Mängel des Beschwerdeschriftsatzes sind nach Maßgabe des § 13 Abs. 3 AVG iVm § 17 VwGVG der Verbesserung zugänglich, weshalb die Beschwerdeführerin auch aufgefordert wurde, die aufgezeigten Mängel zu verbessern. Gleichzeitig wurde die Beschwerdeführerin darauf aufmerksam gemacht, dass die Beschwerde als unzulässig zurückzuweisen ist, sollte diesem Mängelbehebungsauftrag nicht nachgekommen werden.

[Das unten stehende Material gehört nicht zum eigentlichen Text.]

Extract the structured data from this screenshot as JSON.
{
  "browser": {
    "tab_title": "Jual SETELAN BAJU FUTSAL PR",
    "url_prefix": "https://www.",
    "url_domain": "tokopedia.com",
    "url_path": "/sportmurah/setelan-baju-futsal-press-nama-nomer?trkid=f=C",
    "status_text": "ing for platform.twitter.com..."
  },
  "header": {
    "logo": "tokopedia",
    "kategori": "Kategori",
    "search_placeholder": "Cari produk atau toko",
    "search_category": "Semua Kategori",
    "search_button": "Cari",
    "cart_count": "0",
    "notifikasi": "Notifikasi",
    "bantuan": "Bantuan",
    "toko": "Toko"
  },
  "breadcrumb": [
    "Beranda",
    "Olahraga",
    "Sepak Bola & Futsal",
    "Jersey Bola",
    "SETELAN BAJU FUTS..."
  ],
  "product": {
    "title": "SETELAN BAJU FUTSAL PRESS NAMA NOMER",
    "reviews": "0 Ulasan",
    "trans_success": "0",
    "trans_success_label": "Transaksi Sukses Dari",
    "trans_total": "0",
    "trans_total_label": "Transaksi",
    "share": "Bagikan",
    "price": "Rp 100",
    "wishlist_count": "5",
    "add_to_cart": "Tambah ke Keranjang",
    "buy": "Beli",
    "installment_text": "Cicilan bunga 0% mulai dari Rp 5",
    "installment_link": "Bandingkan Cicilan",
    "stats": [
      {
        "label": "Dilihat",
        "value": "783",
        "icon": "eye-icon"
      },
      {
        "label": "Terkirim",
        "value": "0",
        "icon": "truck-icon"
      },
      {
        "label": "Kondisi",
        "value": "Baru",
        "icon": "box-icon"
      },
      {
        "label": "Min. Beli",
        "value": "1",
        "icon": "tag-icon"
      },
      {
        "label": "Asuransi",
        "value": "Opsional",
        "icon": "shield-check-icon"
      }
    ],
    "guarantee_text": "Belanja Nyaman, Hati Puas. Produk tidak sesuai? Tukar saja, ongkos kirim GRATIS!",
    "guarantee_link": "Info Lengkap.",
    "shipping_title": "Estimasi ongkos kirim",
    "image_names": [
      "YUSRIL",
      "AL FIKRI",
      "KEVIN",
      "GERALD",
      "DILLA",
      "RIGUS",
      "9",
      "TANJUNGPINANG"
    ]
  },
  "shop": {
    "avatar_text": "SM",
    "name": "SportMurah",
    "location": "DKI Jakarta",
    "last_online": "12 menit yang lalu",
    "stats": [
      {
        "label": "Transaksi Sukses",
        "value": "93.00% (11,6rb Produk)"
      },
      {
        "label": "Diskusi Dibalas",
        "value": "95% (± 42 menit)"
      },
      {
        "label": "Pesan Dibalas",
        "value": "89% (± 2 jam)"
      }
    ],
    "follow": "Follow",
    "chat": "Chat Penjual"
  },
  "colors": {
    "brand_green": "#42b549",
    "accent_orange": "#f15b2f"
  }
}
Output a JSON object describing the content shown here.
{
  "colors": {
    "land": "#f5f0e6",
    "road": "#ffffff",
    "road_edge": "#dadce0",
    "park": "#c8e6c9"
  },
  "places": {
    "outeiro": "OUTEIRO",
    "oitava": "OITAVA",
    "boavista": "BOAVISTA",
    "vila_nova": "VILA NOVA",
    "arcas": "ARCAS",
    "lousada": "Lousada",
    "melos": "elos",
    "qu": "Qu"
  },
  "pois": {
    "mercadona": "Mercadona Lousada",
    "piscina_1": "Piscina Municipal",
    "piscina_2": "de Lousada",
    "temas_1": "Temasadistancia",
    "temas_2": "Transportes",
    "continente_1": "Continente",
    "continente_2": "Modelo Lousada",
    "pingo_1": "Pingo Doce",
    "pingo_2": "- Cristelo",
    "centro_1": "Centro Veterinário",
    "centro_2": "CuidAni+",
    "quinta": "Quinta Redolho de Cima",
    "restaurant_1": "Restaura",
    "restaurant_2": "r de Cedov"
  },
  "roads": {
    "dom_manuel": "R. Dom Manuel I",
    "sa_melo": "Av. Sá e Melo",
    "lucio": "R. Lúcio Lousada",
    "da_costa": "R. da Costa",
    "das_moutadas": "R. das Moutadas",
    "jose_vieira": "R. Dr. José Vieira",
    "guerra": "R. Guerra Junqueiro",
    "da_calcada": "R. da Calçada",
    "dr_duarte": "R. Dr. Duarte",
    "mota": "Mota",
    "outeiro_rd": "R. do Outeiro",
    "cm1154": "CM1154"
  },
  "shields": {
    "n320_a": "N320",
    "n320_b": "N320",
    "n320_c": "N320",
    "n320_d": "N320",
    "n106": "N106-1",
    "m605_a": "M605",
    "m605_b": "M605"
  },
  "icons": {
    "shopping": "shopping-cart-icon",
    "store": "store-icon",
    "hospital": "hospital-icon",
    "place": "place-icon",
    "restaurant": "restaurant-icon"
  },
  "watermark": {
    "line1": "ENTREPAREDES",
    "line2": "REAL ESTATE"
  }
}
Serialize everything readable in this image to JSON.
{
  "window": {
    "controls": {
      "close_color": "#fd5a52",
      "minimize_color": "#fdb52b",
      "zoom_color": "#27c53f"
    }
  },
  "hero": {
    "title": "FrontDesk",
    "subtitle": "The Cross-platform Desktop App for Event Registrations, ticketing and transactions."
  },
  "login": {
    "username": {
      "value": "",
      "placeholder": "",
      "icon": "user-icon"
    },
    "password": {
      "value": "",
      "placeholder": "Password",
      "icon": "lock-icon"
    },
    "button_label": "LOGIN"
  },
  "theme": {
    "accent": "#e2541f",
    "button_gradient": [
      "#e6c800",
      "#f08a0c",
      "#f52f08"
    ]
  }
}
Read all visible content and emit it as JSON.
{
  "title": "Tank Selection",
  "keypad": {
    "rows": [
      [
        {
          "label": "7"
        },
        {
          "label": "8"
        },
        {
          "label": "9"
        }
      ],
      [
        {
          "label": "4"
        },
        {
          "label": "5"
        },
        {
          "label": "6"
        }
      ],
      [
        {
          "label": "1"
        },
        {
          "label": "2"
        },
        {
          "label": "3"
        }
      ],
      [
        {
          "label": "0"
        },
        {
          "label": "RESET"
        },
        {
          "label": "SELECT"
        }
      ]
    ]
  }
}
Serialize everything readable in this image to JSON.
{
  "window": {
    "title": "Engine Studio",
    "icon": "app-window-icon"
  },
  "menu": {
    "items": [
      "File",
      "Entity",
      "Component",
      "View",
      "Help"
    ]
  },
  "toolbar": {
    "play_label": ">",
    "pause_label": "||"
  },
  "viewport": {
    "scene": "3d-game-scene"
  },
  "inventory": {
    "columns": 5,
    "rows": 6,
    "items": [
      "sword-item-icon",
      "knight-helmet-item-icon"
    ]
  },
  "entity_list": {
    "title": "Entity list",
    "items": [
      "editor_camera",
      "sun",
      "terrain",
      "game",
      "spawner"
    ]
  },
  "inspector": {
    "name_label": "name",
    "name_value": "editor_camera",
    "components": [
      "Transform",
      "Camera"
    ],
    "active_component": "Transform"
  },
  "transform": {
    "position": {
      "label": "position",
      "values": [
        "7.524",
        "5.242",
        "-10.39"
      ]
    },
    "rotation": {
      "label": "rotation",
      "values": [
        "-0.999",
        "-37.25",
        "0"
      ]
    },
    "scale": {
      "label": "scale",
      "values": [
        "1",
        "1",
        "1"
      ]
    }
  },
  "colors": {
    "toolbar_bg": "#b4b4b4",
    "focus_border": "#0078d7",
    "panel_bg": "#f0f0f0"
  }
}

Da die Beschwerdeführerin dem Mängelbehebungsauftrag nicht fristgerecht nachgekommen ist, war es dem Landesverwaltungsgericht Kärnten verwehrt, in der Sache selbst zu entscheiden und war die Beschwerde mangels Vorliegen der gesetzlichen Voraussetzung als unzulässig zurückzuweisen.

Eine öffentliche mündliche Verhandlung ist gemäß § 24 Abs. 2 Z 1 VwGVG entfallen.

IV.Zulässigkeit der ordentlichen Revision:

Die ordentliche Revision ist zulässig, da eine Rechtsfrage im Sinne des Art. 133 Abs. 4 Bundes-Verfassungsgesetz - B-VG zu beurteilen war, der grundsätzliche Bedeutung zukommt, insbesondere weil eine Rechtsprechung des Verwaltungsgerichtshofes fehlt.

Rechtsmittelbelehrung

Gegen diesen Beschluss besteht die Möglichkeit der Erhebung einer Beschwerde beim Verfassungsgerichtshof und/oder einer ordentlichen Revision beim Verwaltungsgerichtshof. Die Beschwerde bzw. Revision ist innerhalb von sechs Wochen ab dem Tag der Zustellung des Beschlusses durch einen bevollmächtigten Rechtsanwalt bzw. einer bevollmächtigte Rechtsanwältin abzufassen und einzubringen. Für die Beschwerde bzw. Revision ist eine Eingabegebühr von je € 240,-- zu entrichten. Die Revision ist beim Landesverwaltungsgericht Kärnten einzubringen.